One Tweeter went straight for the anti-Semitic trope: “I've never understood why people who despise a country so vigorously and passionately would actively choose to live there. Especially people with a choice and adequate finances to move pretty much wherever they wished”. Another went totally wrong: “Took these pics of Dame Vera Lynn's funeral, just how F*cking angry am I at [Baddiel] at this moment”. What’s the relevance of Vera Lynn?
Over at Murdoch property TalkRADIO, dribbling bigot Mike Graham claimed the BBC were likening their detractors to Nazis before blubbering “I don't know what's wrong with David Baddiel, who seems to think [singing Land of Hope and Glory] makes everybody a bunch of... I can't say the word, but he might want to look in the mirror”. Wrong tune.
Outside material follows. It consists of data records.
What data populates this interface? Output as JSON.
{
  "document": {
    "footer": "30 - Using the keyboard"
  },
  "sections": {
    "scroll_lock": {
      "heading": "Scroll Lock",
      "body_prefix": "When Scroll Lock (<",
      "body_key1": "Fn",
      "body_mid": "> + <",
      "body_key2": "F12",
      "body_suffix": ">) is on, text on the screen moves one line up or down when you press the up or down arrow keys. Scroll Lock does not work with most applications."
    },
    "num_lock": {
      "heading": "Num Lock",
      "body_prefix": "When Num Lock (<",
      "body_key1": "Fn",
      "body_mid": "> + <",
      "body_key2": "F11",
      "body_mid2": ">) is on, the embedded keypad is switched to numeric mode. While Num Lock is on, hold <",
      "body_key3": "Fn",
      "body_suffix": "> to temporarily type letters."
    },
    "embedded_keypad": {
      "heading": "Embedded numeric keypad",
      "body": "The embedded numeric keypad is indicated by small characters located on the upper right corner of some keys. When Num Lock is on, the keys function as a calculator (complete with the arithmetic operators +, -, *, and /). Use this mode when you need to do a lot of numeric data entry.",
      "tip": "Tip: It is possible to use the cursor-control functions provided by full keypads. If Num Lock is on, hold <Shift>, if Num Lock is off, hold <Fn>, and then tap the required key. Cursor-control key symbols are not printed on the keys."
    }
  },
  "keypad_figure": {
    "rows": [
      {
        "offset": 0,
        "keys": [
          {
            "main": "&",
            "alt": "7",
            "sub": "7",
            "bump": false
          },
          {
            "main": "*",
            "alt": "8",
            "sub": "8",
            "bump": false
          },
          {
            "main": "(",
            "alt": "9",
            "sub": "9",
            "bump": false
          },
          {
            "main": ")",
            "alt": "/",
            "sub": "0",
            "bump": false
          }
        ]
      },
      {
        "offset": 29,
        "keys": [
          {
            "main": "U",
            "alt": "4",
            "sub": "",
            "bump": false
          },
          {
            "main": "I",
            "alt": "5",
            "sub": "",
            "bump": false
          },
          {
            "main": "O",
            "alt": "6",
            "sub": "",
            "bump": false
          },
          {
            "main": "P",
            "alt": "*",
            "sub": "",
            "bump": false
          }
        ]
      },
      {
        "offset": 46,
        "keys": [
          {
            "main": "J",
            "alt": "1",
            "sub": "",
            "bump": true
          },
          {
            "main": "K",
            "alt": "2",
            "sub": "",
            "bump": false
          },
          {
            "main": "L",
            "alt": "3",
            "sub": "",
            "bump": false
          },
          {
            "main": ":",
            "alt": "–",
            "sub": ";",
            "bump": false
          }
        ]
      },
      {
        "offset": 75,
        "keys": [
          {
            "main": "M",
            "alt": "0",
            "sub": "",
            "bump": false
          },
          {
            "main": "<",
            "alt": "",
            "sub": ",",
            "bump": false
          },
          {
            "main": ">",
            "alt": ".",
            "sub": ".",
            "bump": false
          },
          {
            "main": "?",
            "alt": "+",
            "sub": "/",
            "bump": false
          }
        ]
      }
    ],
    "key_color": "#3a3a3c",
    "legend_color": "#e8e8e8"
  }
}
Next.
After one observer noted “Funny how so many people who disagree with him think it's relevant to bring up him being Jewish”, Omid Djalili attempted a little levity. “One way round this is replace slaves line with “Britains will never never never live in caves”. Cave dwellings lack light, have poor ventilation and are often associated with poverty, mental illness and an upcoming no deal Brexit. Would update the song perfectly”.
Baddiel himself was left to muse “I note there's been some controversy about this tweet, with the usual to-ing and fro-ing of bad faith arguments. But really, the gentlemen in this particular video could be singing Three Lions and I'd think much the same thing”. Preceded with “Hello”. I mean, “Hello” - that was the worst thing.